Nov. 14th, 2005

truepenny: artist's rendering of Sidneyia inexpectans (Default)
It went well, I think; I read the Boneprince sequence from Chapter 2 of Mélusine (pp. 54-66). My audience consisted of my husband, my dissertation director, and 7 or 8 Creative Writing students there for an assignment. They were a good, attentive audience (some of the students were taking notes, which I find infinitely amusing), and since the venue is not large, 10 people was actually a comfortable number.

The thing is--and I'm not sure if it's an ironic thing, or a peculiar thing, or just a thing--the thing is, there is a possibility that those students were my own legacy to myself. The second time I taught Creative Writing, in the spring of 2000, I required my students to attend two readings over the course of the semester, and I distinctly recall at least one other TA saying, That's a really good idea. I should do that. This is the way of TAs, you understand; we borrow from each other, and hand good ideas down from one year to the next in a kind of half-oral, half-written tradition, only semi-formalized but also the best kind of community and solidarity. So it's possible--not probable, since it's hardly such a radical idea that someone else couldn't have thought of it independently--that whoever's teaching that section of Creative Writing is using an idea they got, at however many removes, from me, and that's why my audience was bigger than 2.

The notion is kind of cool, and kind of scary, and thinking about it for too long makes me feel like I'm about to wander into a time-travel story.
truepenny: artist's rendering of Sidneyia inexpectans (writing: fox)
[livejournal.com profile] jaylake asks (and answers), and [livejournal.com profile] oracne also asks.

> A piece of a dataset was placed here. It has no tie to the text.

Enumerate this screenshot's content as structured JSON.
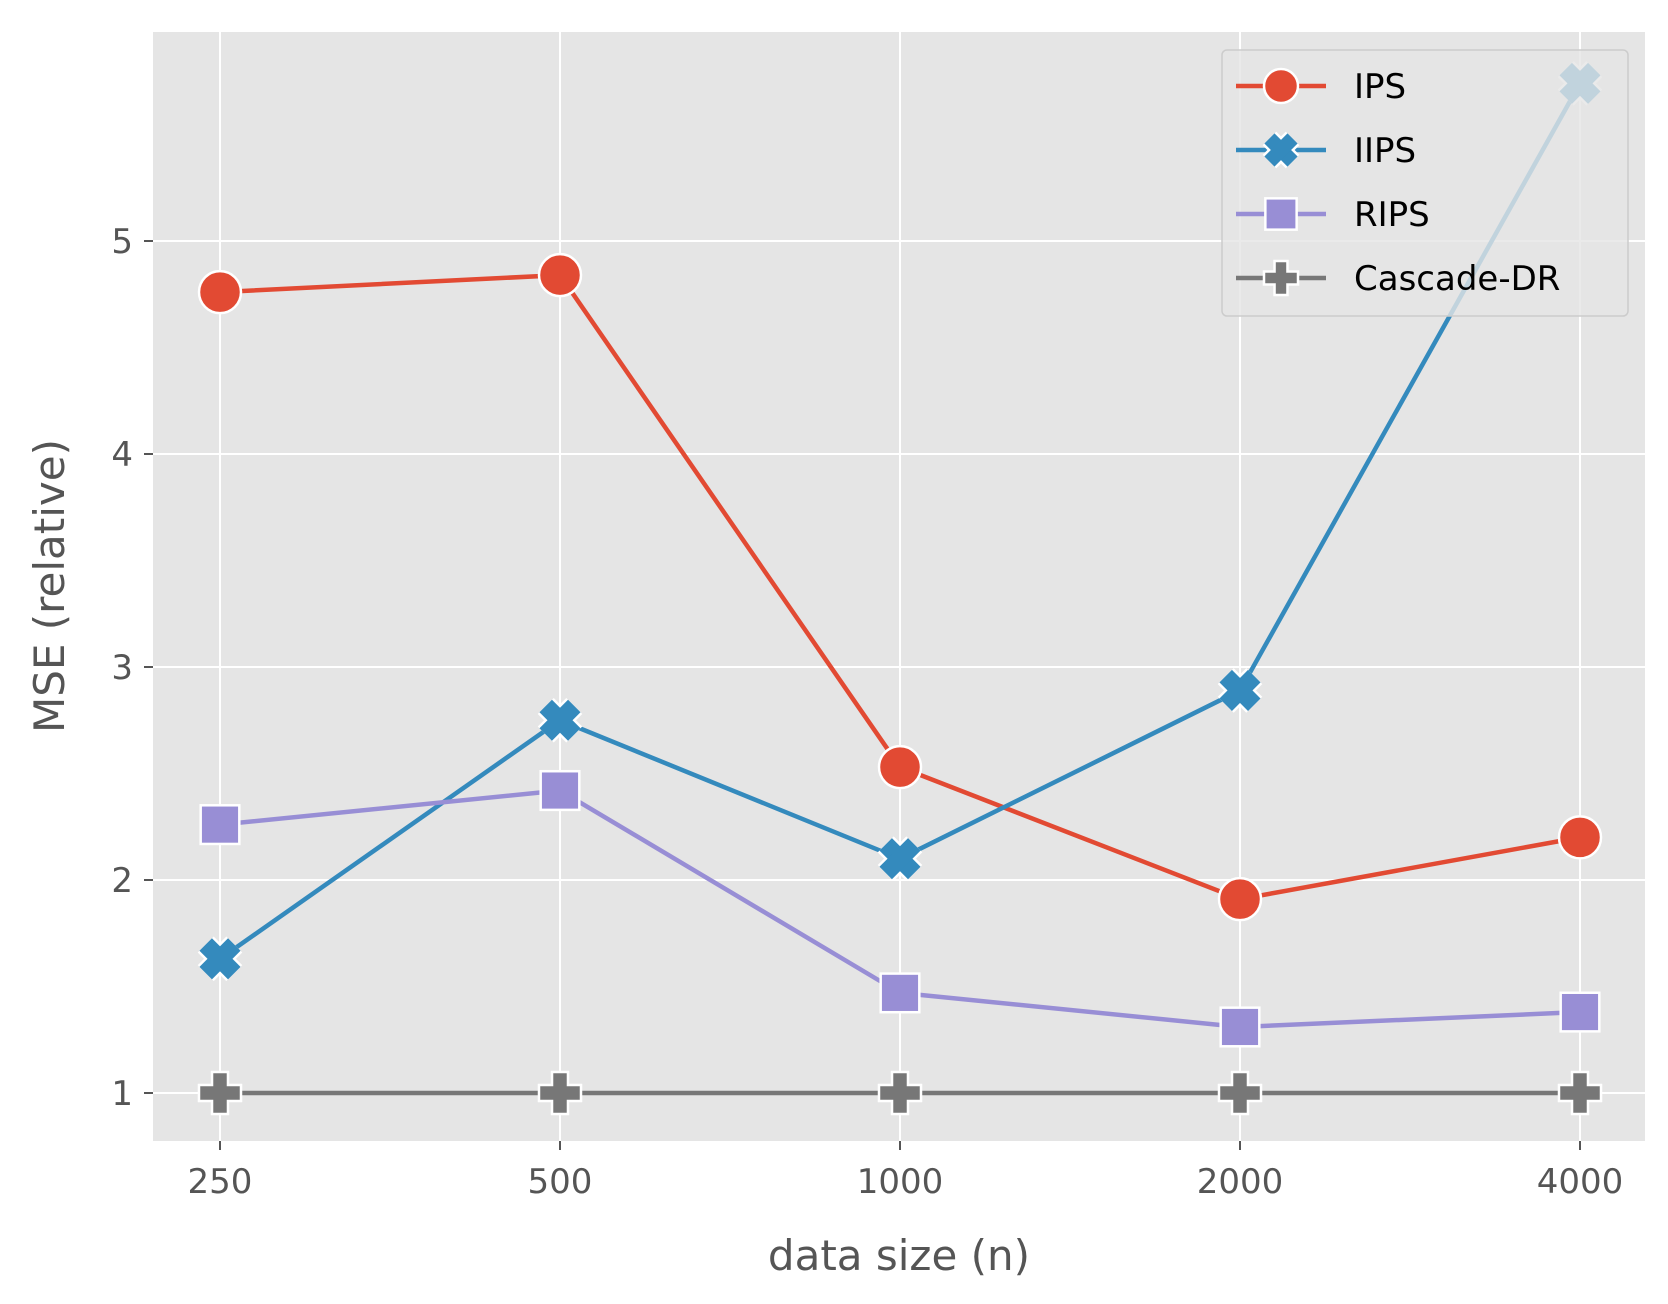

I pondered this question for quite some time before I felt like I could even attempt to answer it. And you have to understand that my answer is not an answer, it's a myth (again in its proper sense as a story that helps us make sense of who we are and how our world works). The truth isn't tidy enough to be an answer.

I write because I can't imagine not writing. But I can't imagine not writing because I've brainwashed taught myself to accept WRITING as my default setting. Not with 100% success, mind you; I backslide and procrastinate. But in general, if I'm not-writing, it's because I'm doing something else, not because not-writing is my natural state of being.

If that makes any sense at all.

And it is the result of training. I didn't used to be like this. In college, I wrote when inspiration struck, which meant not very often, and not with a very high (for which, read 'rapidly approaching zero') completion rate. So over the last ten years or so, I've learned better discipline. I've also learned to give myself permission to take my writing seriously, as a vocation to be treated with respect, not a hobby to be apologized for. And that shift in attitude made a big difference in my day to day relationship with the writing.

I also write because the stories in my head want OUT. But, please note, why do you write? and why do you publish? are two different questions. I publish because I can get paid for it, because it means more people can read what I write, because publishing can set up a positive feedback loop and people I don't know will actually express a desire to read what I write. (I still can't get over that--it's like the coolest thing in the whole entire world.) But that's not why I write. In the beginning, it's all about the stories I tell myself, and really, that's why I write, to give those airy nothings a local habitation and a name.

I still don't feel as if I've answered the question. I write because I can, because I must, because there are stories that want to be told, and people that want to read them.

Also because it's the best damn job in the world, and I can't imagine doing anything else with the same fervor and outright joy with which I write.